- Born: Owen Vincent Dodson November 28, 1914 Brooklyn, New York, U.S.
- Died: June 21, 1983 (aged 68) New York City, New York, U.S.
- Education: Bates College; Yale School of Drama
- Occupations: Poet, novelist, and playwright

= Owen Dodson =

American poet, novelist, and playwright (1914–1983)

Owen Vincent Dodson (November 28, 1914 – June 21, 1983) was an American poet, novelist, and playwright. He was one of the leading African-American poets of his time, associated with the generation of black poets following the Harlem Renaissance. He received a fellowship from the Rosenwald Foundation for a series of one-act plays.

==Biography==
Dodson was born on November 28, 1914, in Brooklyn, New York, where he attended Thomas Jefferson High School, graduating in June 1932. He studied at Bates College (earning a B.A. degree in 1936) and at the Yale School of Drama (M.F.A. 1939). He taught at Howard University, where he was chair of the Drama Department, from 1940 to 1970, and briefly at Spelman College and Atlanta University. James V. Hatch has explained that Dodson "is the product of two parallel forces—the Black experience in America with its folk and urban routes, and a classical humanistic education."

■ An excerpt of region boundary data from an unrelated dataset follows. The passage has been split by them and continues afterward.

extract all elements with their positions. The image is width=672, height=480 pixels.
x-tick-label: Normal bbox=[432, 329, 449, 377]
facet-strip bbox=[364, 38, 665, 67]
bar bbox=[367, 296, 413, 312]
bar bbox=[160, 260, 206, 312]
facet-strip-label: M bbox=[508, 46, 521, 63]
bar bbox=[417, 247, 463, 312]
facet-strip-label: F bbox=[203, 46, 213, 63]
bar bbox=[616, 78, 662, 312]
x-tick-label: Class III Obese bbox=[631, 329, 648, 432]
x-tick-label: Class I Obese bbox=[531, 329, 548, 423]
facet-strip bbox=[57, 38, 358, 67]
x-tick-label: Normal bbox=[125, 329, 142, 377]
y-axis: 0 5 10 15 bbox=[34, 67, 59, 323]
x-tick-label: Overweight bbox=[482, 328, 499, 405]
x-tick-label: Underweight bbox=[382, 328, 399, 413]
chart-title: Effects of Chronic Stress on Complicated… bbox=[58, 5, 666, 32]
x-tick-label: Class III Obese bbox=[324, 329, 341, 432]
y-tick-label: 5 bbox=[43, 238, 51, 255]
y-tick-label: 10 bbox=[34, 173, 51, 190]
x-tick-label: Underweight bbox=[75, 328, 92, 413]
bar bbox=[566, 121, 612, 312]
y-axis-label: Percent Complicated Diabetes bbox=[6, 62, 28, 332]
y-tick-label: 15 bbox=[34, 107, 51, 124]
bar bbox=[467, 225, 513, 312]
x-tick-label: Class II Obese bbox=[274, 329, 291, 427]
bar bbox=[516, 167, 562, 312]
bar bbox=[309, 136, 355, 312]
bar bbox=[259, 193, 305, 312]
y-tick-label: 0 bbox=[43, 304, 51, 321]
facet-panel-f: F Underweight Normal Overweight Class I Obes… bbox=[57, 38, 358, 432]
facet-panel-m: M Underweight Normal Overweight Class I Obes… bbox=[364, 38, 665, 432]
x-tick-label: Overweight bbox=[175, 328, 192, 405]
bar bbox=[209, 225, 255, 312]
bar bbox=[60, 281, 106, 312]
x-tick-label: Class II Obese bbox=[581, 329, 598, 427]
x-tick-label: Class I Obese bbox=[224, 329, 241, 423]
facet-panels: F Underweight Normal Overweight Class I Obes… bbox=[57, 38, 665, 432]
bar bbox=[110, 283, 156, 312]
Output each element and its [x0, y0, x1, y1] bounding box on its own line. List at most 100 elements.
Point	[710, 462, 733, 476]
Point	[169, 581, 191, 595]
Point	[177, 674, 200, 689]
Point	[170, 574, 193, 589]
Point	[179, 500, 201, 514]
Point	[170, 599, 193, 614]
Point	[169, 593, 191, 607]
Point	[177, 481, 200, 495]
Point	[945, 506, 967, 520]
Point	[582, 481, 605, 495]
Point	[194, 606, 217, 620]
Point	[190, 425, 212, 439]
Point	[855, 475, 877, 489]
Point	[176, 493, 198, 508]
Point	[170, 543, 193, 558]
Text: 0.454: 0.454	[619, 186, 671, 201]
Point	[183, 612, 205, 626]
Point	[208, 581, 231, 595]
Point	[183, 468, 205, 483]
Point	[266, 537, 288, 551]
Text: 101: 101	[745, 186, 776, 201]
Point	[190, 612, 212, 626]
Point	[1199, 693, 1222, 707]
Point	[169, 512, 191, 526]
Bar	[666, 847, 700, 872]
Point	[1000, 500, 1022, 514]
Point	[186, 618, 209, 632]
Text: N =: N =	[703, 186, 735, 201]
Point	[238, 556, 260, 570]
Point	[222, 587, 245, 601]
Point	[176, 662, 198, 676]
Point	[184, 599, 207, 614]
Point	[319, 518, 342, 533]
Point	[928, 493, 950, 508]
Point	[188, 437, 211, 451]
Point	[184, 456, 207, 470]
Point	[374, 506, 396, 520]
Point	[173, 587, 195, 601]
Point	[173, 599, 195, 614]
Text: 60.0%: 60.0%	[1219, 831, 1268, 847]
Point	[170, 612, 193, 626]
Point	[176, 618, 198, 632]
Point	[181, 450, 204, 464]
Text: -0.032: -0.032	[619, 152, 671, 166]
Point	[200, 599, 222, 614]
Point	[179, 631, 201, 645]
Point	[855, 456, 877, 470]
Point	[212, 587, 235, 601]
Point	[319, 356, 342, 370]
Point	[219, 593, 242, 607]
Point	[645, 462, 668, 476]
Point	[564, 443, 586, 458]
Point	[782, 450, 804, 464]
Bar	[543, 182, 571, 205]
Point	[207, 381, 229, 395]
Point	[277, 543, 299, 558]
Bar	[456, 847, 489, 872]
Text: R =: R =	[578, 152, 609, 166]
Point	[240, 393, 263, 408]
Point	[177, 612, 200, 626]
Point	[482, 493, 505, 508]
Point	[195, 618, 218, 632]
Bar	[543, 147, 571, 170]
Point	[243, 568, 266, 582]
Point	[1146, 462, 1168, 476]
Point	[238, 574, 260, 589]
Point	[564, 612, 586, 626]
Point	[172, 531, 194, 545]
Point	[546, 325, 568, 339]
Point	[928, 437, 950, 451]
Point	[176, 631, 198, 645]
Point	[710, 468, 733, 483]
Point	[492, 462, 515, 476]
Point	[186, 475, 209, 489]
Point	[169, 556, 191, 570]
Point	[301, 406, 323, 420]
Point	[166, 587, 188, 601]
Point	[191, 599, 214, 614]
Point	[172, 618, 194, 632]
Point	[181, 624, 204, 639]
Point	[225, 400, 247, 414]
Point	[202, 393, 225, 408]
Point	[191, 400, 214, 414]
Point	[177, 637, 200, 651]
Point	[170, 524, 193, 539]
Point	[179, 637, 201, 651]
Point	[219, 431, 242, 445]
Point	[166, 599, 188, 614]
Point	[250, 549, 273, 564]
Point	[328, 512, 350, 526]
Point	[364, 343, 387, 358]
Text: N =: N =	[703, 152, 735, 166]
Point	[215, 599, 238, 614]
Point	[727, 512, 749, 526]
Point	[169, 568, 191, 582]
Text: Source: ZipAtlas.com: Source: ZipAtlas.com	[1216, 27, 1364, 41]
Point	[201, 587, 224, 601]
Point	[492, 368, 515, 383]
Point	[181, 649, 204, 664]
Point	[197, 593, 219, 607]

Dodson's first poetry collection, Powerful Long Ladder, was published in 1946. His poetry varied widely and covered a broad range of subjects, styles, and forms. He wrote at times, though rarely, in black dialect, and at others quoted and alluded to classical poetry and drama. He wrote about religion and about sexuality—he was gay, though he was briefly engaged to Priscilla Heath, a Bates classmate. One critic describes him as "a brilliant, gay man who discovered his sexual preference early in life, but who was nevertheless unlucky and unhappy in several ill-fated relationships."

He was closely associated with poets W. H. Auden and William Stanley Braithwaite, but his influences were difficult to pin down. In an interview with Charles H. Rowell, Dodson said:

Well, every writer, at the beginning of his career, is influenced by somebody. Surely it's true that the ragtime rhythms of Langston Hughes and the order of Countee Cullen, his devotion to the church, have influenced me. But you know if you listen to Bach and then listen to the early Haydn you can see a cross between the two--you can see that Bach was influenced by Haydn. Then, if you listen to Haydn at his maturity and then listen to Beethoven, then you can see that Beethoven was influenced at the beginning of his career. And if you listen to the greatest Beethoven and then you listen to the early Brahms, you can see that the early Brahms was influenced by the later Beethoven. Then he became his own style. He got his own idea of life. You admire your father, and you imitate his gestures and his stance--the way he talks, the way he holds his glass, the way he kisses his wife. There is something about him that influences you. But then as you grow older, you begin to get your own style, your own class, your own idea of what is going on. Oh, yes, it's true that Langston Hughes and Countee Cullen influenced me.

In drama, Dodson cited Henrik Ibsen as an influence, though again as an initial relationship later to be reworked and half-forgotten. Dodson's two novels are generally considered to be autobiographical.

Dodson died in New York on June 21, 1983, from cardiovascular disease at the age of 69.

Dodson is one of the subjects of Hilton Als' 1996 book The Women; according to Als, Dodson was his mentor and lover.

==Works==
Poetry:
- Powerful Long Ladder (1946)
- The Confession Stone: Song Cycles (1970)
  - Poems from The Confession Stone were set to music by composer Robert Fleming (1968).
- The Harlem Book of the Dead (1978). Collaboration with photographer James Van Der Zee and artist Camille Billops.

Plays:
- Bayou Legend
- Divine Comedy
- Till Victory Is Won
- New World A-Coming
- Garden of Time (1945)
- The Confession Stone (1960)

Novels:
- Boy at the Window (1951)
- Come Home Early, Child (1967)

==Papers==
- Moorland-Spingarn Research Center, Howard University
- Countee-Cullen-Harold Jackman Collection, Atlanta University
- James Weldon Johnson Collection, Yale University
- Hatch-Billops Collection, New York, New York.